Dalla parte degli Ultimi: intervista a Marco Omizzolo


Nella moltitudine di vicende che stiamo vivendo durante la pandemia di Covid-19, di particolare interesse e importanza risulta essere la questione dei braccianti e dei lavoratori della filiera agricola, nonché del relativo dibattito sulla regolarizzazione degli immigrati irregolari: quest’ultimo è improntato, secondo la bozza del decreto legge, su considerazioni di ordine economico, produttivo ed epidemiologico. Tuttavia rischia di tralasciare la componente umana e i diritti spesso negati ad una comunità di lavoratori preda di sfruttamento, disagio e paura. Rimettere al centro questa prospettiva e ripensare i cardini del dibattito sulla regolarizzazione: sono questi i temi affrontati nell’intervista al sociologo Eurispes Marco Omizzolo, tra i massimi esperti italiani sul tema e autore del libro Sotto padrone (Feltrinelli).

A fine gennaio il rapporto di Hilal Elver, inviata delle Nazioni Unite ed esperta di diritti umani, ha tracciato un quadro fosco sulla situazione dei lavoratori della filiera agroalimentare: orari eccessivamente lunghi, salari troppo bassi per coprire i loro bisogni elementari, migranti lasciati senza documenti, dunque privati della possibilità avere accesso ad un lavoro regolare o di affittare un locale decente dove vivere. Può dirci qualcosa in più sulla condizione dei lavoratori in queste difficili circostanze?

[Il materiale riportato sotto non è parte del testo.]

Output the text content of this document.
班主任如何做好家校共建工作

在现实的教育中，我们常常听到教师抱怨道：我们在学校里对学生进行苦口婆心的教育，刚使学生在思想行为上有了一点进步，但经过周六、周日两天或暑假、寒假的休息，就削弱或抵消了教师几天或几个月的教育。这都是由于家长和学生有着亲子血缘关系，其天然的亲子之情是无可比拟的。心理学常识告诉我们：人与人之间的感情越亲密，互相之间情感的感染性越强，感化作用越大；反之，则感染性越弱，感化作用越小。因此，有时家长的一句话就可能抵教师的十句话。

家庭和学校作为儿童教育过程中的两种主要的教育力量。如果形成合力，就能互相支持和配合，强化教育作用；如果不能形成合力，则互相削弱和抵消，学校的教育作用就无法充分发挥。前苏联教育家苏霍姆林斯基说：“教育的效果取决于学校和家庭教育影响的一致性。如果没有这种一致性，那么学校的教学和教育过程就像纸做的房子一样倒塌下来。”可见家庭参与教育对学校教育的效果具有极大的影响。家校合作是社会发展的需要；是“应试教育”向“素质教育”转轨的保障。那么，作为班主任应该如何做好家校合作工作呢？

“Ho avuto la fortuna di accompagnare l’Alto Commissario soprattutto nel Pontino e nell’Agro Pontino, e con lei abbiamo osservato diverse situazioni nel territorio: ciò che lei ha rappresentato a livello nazionale è davvero il quadro che emerge da questa ricognizione territoriale. La situazione è difficile perché non vi è solamente la dimensione di sfruttamento strettamente economica, quindi il  fatto che si lavori molte ore per pochissimo, ma si vive una condizione strutturale di subordinazione, sfruttamento, emarginazione soprattutto in alcune aree specifiche: penso a Rosarno, Castel Volturno, l’area della Capitanata. Gli uomini e le donne che abbiamo incontrato spesso ci raccontano di ricatti, intimidazioni, violenze a volte anche fisiche di diversa natura e che si manifestano durante gli orari di lavoro, quindi durante la raccolta o trasformazione del prodotto agricolo, ma  anche nelle fasi successive: si viene chiamati a volte la sera tardi, dopo quattordici ore di lavoro, per tornare nei campi a svolgere mansioni diverse come continuare la raccolta o avviare i macchinari in caso di serra. Insomma, il tempo di vita diviene subordinato alla volontà del datore di lavoro.  A questo si aggiunge l’obbligo per il  lavoratore di chiamare il proprio datore di lavoro “padrone”: questo è un concetto sul quale io batto spesso perché rappresenta non soltanto una deviazione psicologica da parte di alcuni criminali, ma anche la manifestazione di un rapporto sbilanciato di potere in cui al vertice c’è non il datore di lavoro che rispetta le regole, bensì un “padrone”, che ambisce ad essere riconosciuto come tale anzitutto sul piano lessicale. Proprio qualche giorno fa, il 23 aprile, in piena emergenza Coronavirus,  la questura è intervenuta presso  due aziende agricole in provincia di Latina, e ha rilevato quanto segue: oltre un centinaio di braccianti – indiani, africani, bangladesi, italiani – che lavoravano per più di  dodici ore al giorno senza alcun genere di protezione, spesso nel fango o sotto l’acqua, per retribuzioni comprese tra i 500 e gli 800 euro, reclutati attraverso caporali – poi, fortunatamente, arrestati-; vivevano dentro furgoncini, con norme di distanziamento inesistenti e in condizioni igieniche precarie, il tutto sotto minacce continue.
Questa è la rappresentazione pratica di quel che si è detto in precedenza, non è un’eccezione, ed è il quadro raccontato dalle Nazioni Unite e ogni anno dal rapporto Agromafie di Eurispes, nonché da molte inchieste giornalistiche e universitarie. E’ dunque un fenomeno diffuso su tutto il territorio nazionale, endemico e sistemico, cioè dentro il sistema di produzione e non frutto di un’attività criminale di pochi o di un sistema marginale, ma è ormai dentro la colonna vertebrale del sistema economico nazionale. Tant’è vero che i numeri ci dicono che esistono almeno 430 mila persone che solo in agricoltura vivono condizioni di sfruttamento lavorativo e di disagio abitativo.”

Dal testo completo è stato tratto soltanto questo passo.